When Audrey Arundale passed along the gallery – and he noted that she had so arranged matters as to move as long as possible alone – George was waiting for her. He saw her pause for a moment outside the open door of the small drawing-room, and brace herself to enter and put on her hostess face.

“Mrs. Arundale.”

She turned and saw him, and her look was almost glad. Whatever business he had with her would be preferable to going in there and making pleasant talk. But she didn’t know, of course, what it was going to be.

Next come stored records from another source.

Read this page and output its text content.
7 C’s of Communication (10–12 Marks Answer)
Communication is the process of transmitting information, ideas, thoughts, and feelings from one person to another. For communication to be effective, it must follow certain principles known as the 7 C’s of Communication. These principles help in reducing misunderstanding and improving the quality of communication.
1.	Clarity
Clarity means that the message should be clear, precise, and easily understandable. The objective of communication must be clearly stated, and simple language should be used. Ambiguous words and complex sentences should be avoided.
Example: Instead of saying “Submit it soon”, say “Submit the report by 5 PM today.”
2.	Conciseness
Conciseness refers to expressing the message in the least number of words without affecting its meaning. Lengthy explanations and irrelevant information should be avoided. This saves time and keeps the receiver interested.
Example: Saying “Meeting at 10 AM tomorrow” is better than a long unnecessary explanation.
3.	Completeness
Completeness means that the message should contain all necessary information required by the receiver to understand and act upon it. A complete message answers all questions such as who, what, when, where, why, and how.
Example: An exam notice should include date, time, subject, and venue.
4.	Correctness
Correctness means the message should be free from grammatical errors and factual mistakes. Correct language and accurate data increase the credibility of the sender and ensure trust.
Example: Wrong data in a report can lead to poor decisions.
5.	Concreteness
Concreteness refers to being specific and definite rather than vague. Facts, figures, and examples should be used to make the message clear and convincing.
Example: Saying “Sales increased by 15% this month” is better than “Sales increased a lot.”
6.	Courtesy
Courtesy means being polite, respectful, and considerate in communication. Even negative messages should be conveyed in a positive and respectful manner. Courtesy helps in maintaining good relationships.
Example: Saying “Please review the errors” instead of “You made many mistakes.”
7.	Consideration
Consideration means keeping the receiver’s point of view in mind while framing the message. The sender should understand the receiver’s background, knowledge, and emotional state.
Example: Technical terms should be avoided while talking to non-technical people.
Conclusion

“Can you spare me a few minutes? There’s something I have to tell you.”

“Of course. Shall we go into the office?”

There is no easy way to tell anything as heavy as bereavement, and the spiral approaches are worse than the straight. The victim has so long to imagine and fend off belief. George was only just back from seeing the body removed from the Follymead grounds by the police ambulance, and was very tired. Everything he could do tonight was done, every inquiry he could set in motion was already on the move. By this time all the airports were alerted to look out for Lucien Galt, and the number and description of the stolen Volkswagen were being circulated on all the police transmissions. They had reached a dead point where there was nothing for them to do but pause and draw breath. George and Audrey looked at each other across the hearth of Arundale’s office with a shared exhaustion, not enemies, not even opponents.

“Mrs. Arundale, I think you must know that ever since I was called in here we’ve been accepting it as a possibility that a death was involved, and in fact have been looking for a body. I’m afraid what I’ve got for you is not good news. This evening we’ve found it. We took him out of the river about an hour and a half ago.”

She set her hands to the arms of her chair, and rose. Her eyes, wide and fixed, held steady on his face. She said nothing at all, so plainly waiting that there was nothing to do but complete the half-arrested blow.